India have traditionally been comfortable playing the four specialist bowlers and relying on the plethora of spinning options among their top-order batsmen to make up the fifth bowler’s complement of ten overs. With Yusuf Pathan almost certain to make the playing eleven at home, they have an additional one semi-specialist spinning option to fall back on, allowing Mahendra Singh Dhoni to play three seamers in every match.
In having picked only four pacemen, the decision-makers have followed the time-honoured principle of keeping the faith. Successful teams have based their campaigns on a settled, secure playing eleven. Indeed, when India made the final of the 2003 World Cup in South Africa, they used just 12 players in ten matches, the services of Ajit Agarkar, Sanjay Bangar and Parthiv Patel not required at all.
Perhaps occasionally, India will mix and match Zaheer Khan, Praveen Kumar, Ashish Nehra and Munaf Patel and pick three out of four, mainly because the World Cup is a long tournament if you throw in the warm-up games and because most of this quartet is carrying some niggle or the other, but otherwise, unless old injuries resurface with telling effect, the core group will remain unaltered throughout the tournament.
Mumbai middle-order batsman Rohit will perhaps consider himself unlucky to have missed out on selection, but if he is true to himself, he will acknowledge that he hasn’t done enough for the selectors to pencil in his name automatically. The promise he showed at the start of his career hasn’t quite translated itself into a bagful of runs. As recently as last May in Zimbabwe, when he made back-to-back hundreds for a second-string side in a tri-series as the rest of the batting unit floundered, he suggested that he had turned the corner, but subsequent events have shown that that was only the latest false dawn in a career of reasonably disappointing proportions.
Conversely, Chawla must realise that he is the recipient of a lucky break. The 22-year-old leggie hasn’t played a limited-over international for two and a half years now and was recalled only because left-arm spinner Pragyan Ojha is nursing a shoulder injury. To make the World Cup side without any recent form to back him up is nothing if not a mini-miracle, and if he feels the pressure to justify his selection, that is well warranted.
Ashwin’s selection is the reward for courage and character.

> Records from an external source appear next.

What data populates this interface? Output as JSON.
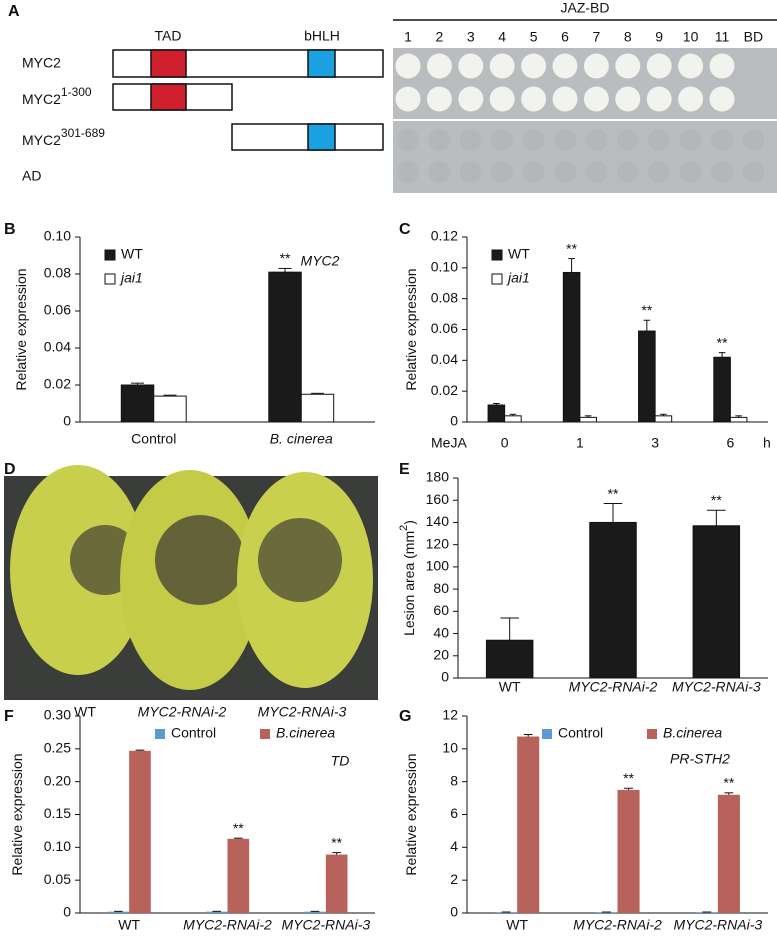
{
  "panels": {
    "a": "A",
    "d": "D"
  },
  "diagram": {
    "domains": [
      "TAD",
      "bHLH"
    ],
    "constructs": [
      {
        "name": "MYC2"
      },
      {
        "name": "MYC2",
        "sup": "1-300"
      },
      {
        "name": "MYC2",
        "sup": "301-689"
      },
      {
        "name": "AD"
      }
    ],
    "header": "JAZ-BD",
    "columns": [
      "1",
      "2",
      "3",
      "4",
      "5",
      "6",
      "7",
      "8",
      "9",
      "10",
      "11",
      "BD"
    ]
  },
  "photo": {
    "labels": [
      "WT",
      "MYC2-RNAi-2",
      "MYC2-RNAi-3"
    ]
  },
  "chart_data": [
    {
      "type": "bar",
      "panel": "B",
      "y_label": "Relative expression",
      "annotation": "MYC2",
      "categories": [
        "Control",
        "B. cinerea"
      ],
      "category_italic": [
        false,
        true
      ],
      "series": [
        {
          "name": "WT",
          "color": "#1a1a1a",
          "values": [
            0.02,
            0.081
          ],
          "errors": [
            0.001,
            0.002
          ],
          "significance": [
            null,
            "**"
          ]
        },
        {
          "name": "jai1",
          "italic": true,
          "color": "#ffffff",
          "values": [
            0.014,
            0.015
          ],
          "errors": [
            0.0005,
            0.0005
          ]
        }
      ],
      "ylim": [
        0,
        0.1
      ],
      "yticks": [
        0,
        0.02,
        0.04,
        0.06,
        0.08,
        {
          "value": 0.1,
          "label": "0.10"
        }
      ],
      "legend": "upper left",
      "bar_outline": true
    },
    {
      "type": "bar",
      "panel": "C",
      "y_label": "Relative expression",
      "x_label": "MeJA",
      "x_unit": "h",
      "categories": [
        "0",
        "1",
        "3",
        "6"
      ],
      "series": [
        {
          "name": "WT",
          "color": "#1a1a1a",
          "values": [
            0.011,
            0.097,
            0.059,
            0.042
          ],
          "errors": [
            0.001,
            0.009,
            0.007,
            0.003
          ],
          "significance": [
            null,
            "**",
            "**",
            "**"
          ]
        },
        {
          "name": "jai1",
          "italic": true,
          "color": "#ffffff",
          "values": [
            0.004,
            0.003,
            0.004,
            0.003
          ],
          "errors": [
            0.001,
            0.001,
            0.001,
            0.001
          ]
        }
      ],
      "ylim": [
        0,
        0.12
      ],
      "yticks": [
        0,
        0.02,
        0.04,
        0.06,
        0.08,
        {
          "value": 0.1,
          "label": "0.10"
        },
        {
          "value": 0.12,
          "label": "0.12"
        }
      ],
      "legend": "upper left",
      "bar_outline": true
    },
    {
      "type": "bar",
      "panel": "E",
      "y_label": "Lesion area (mm",
      "y_label_sup": "2",
      "y_label_end": ")",
      "categories": [
        "WT",
        "MYC2-RNAi-2",
        "MYC2-RNAi-3"
      ],
      "category_italic": [
        false,
        true,
        true
      ],
      "values": [
        34,
        140,
        137
      ],
      "errors": [
        20,
        17,
        14
      ],
      "significance": [
        null,
        "**",
        "**"
      ],
      "color": "#1a1a1a",
      "ylim": [
        0,
        180
      ],
      "yticks": [
        0,
        20,
        40,
        60,
        80,
        100,
        120,
        140,
        160,
        180
      ],
      "bar_outline": true
    },
    {
      "type": "bar",
      "panel": "F",
      "y_label": "Relative expression",
      "annotation": "TD",
      "categories": [
        "WT",
        "MYC2-RNAi-2",
        "MYC2-RNAi-3"
      ],
      "category_italic": [
        false,
        true,
        true
      ],
      "series": [
        {
          "name": "Control",
          "color": "#5b9bd5",
          "values": [
            0.002,
            0.002,
            0.002
          ],
          "errors": [
            0.0005,
            0.0005,
            0.0005
          ]
        },
        {
          "name": "B.cinerea",
          "italic": true,
          "color": "#b8625c",
          "values": [
            0.247,
            0.113,
            0.089
          ],
          "errors": [
            0.001,
            0.001,
            0.003
          ],
          "significance": [
            null,
            "**",
            "**"
          ]
        }
      ],
      "ylim": [
        0,
        0.3
      ],
      "yticks": [
        0,
        0.05,
        {
          "value": 0.1,
          "label": "0.10"
        },
        0.15,
        {
          "value": 0.2,
          "label": "0.20"
        },
        0.25,
        {
          "value": 0.3,
          "label": "0.30"
        }
      ],
      "legend": "upper center",
      "bar_outline": false
    },
    {
      "type": "bar",
      "panel": "G",
      "y_label": "Relative expression",
      "annotation": "PR-STH2",
      "categories": [
        "WT",
        "MYC2-RNAi-2",
        "MYC2-RNAi-3"
      ],
      "category_italic": [
        false,
        true,
        true
      ],
      "series": [
        {
          "name": "Control",
          "color": "#5b9bd5",
          "values": [
            0.05,
            0.05,
            0.05
          ],
          "errors": [
            0.01,
            0.01,
            0.01
          ]
        },
        {
          "name": "B.cinerea",
          "italic": true,
          "color": "#b8625c",
          "values": [
            10.75,
            7.5,
            7.2
          ],
          "errors": [
            0.12,
            0.1,
            0.12
          ],
          "significance": [
            null,
            "**",
            "**"
          ]
        }
      ],
      "ylim": [
        0,
        12
      ],
      "yticks": [
        0,
        2,
        4,
        6,
        8,
        10,
        12
      ],
      "legend": "upper center",
      "bar_outline": false
    }
  ]
}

Steadfastly overlooked by Dhoni even when Harbhajan wasn’t a part of the squad, Ashwin came into his own under Gautam Gambhir in the home series against New Zealand late last year. He isn’t the most athletic on the field – how much India’s lethargic, old-worldly approach on the park will hurt them, only time will tell – but his command over his skills, especially in the limited-overs format, is exemplary.
He offers bounce, is a viable option during Power Plays when the field is in, and possesses a versatile bag of tricks including the ‘carrom’ ball. Economy might not be his forte, yet, but he is an attacking bowler unafraid to try and buy wickets. A true rarity in the modern game, and especially so in the limited-overs version.